L’ensemble ne se contente pas de reprendre le texte de l’interview, mais aussi des photos et surtout un logo du Matin Dimanche. Au verso de la page une mention précise: «Cette réimpression a été produite par le comité d’initiative et vous est envoyée à titre d’information en vue de la votation.»

Lire aussi: «Multinationales responsables»: pourquoi un tel émoi populaire?

Mais cette démarche, entreprise sans l’accord du journal dominical, a été dénoncée dans un message posté sur les réseaux sociaux du titre. Cette publication indique également que l’éditeur du Matin Dimanche, Tamedia, examinait les suites à donner à cette utilisation. Contacté par Le Temps, le groupe n’a pas souhaité préciser la teneur des démarches qu’il comptait entreprendre.

Pour sa part, le comité de l’initiative a indiqué au Temps avoir pris contact avec la rédaction du titre, mais ne souhaite pas faire de commentaire plus en détail sur l’opération. Il précise que si cette démarche précise n’a concerné que des cantons romands, d’autres opérations de ce genre ont été menées en Suisse alémanique sans que cela pose de problème.

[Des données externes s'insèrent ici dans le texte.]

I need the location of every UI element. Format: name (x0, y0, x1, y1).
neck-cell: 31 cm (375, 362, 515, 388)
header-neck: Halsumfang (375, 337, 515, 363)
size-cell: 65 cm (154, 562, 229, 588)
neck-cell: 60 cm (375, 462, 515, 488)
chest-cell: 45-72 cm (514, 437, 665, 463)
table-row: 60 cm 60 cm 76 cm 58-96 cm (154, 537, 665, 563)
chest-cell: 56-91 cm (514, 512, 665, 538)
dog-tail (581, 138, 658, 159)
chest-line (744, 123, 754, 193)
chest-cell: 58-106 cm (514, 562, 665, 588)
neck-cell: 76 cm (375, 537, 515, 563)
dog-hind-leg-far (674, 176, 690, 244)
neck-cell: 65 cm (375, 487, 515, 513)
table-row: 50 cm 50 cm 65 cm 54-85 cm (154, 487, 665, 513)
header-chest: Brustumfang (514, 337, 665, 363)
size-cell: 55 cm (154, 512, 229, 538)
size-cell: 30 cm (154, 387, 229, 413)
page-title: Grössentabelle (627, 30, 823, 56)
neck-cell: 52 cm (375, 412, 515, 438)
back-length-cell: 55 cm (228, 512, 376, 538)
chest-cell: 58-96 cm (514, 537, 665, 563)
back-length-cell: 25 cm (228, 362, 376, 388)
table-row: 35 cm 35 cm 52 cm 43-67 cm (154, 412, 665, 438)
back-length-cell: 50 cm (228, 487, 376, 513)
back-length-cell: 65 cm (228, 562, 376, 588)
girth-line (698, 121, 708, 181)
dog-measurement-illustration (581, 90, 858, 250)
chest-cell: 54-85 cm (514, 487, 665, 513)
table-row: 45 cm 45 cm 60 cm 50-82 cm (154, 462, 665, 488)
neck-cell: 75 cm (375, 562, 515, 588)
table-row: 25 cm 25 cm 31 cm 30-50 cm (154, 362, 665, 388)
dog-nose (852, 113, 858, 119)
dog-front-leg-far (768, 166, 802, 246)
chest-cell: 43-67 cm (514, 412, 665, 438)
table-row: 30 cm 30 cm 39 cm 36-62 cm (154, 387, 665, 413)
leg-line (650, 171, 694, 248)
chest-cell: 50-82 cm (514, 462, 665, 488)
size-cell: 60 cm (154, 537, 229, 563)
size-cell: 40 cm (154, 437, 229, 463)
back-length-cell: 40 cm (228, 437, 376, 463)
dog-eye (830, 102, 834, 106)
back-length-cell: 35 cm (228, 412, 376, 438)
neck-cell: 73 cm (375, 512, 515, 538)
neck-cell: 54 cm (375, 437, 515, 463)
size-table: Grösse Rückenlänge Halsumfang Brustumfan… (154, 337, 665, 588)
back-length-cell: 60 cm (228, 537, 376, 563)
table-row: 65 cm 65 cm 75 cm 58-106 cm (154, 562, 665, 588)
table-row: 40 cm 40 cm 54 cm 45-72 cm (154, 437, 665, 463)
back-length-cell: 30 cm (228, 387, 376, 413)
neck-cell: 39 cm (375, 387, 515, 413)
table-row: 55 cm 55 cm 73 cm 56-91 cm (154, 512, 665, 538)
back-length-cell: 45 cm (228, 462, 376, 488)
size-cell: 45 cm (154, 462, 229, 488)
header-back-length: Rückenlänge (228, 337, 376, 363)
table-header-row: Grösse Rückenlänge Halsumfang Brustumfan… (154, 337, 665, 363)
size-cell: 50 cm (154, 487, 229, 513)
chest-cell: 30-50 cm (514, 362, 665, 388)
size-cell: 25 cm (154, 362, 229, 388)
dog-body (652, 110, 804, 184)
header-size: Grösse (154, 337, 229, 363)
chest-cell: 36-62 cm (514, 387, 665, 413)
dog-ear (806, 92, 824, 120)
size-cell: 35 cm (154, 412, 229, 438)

Tromperie sur la marchandise

«Outre qu’elle prend le risque d’induire en erreur le lecteur moyen, appelé à penser qu’il s’agit là d’un tiré à part du journal, cette republication in extenso d’une interview, à des fins politiques, pose de nombreux problèmes. Le droit de citation me semble en premier lieu largement excédé, sinon totalement inapplicable dans le cas d’espèce», souligne Nicolas Capt, avocat au Barreau de Genève, spécialisé dans le droit des médias.

Si la publication s’était contentée de reprendre quelques citations, avec l’accord de Dick Marty, elle aurait pu faire valoir ce droit. Mais ce tout-ménage tombe plutôt sous le coup de la loi fédérale sur le droit d’auteur et les droits voisins (LDA) puisqu’il reproduit le travail effectué par le journaliste du Matin Dimanche auteur de l’interview. Il en va de même de la reproduction des photos, s’il n’y a pas d’accord des ayants droit.

Lire également: L’initiative pour des entreprises responsables en six questions

«S’y ajoute une possible violation du droit des marques, du fait de l’affichage sur une publication imprimée du logo du journal, précise Nicolas Capt. A mon sens, la responsabilité civile, sinon pénale, des responsables du projet pourrait être engagée.» Reste à savoir quelle option l’éditeur du titre va retenir.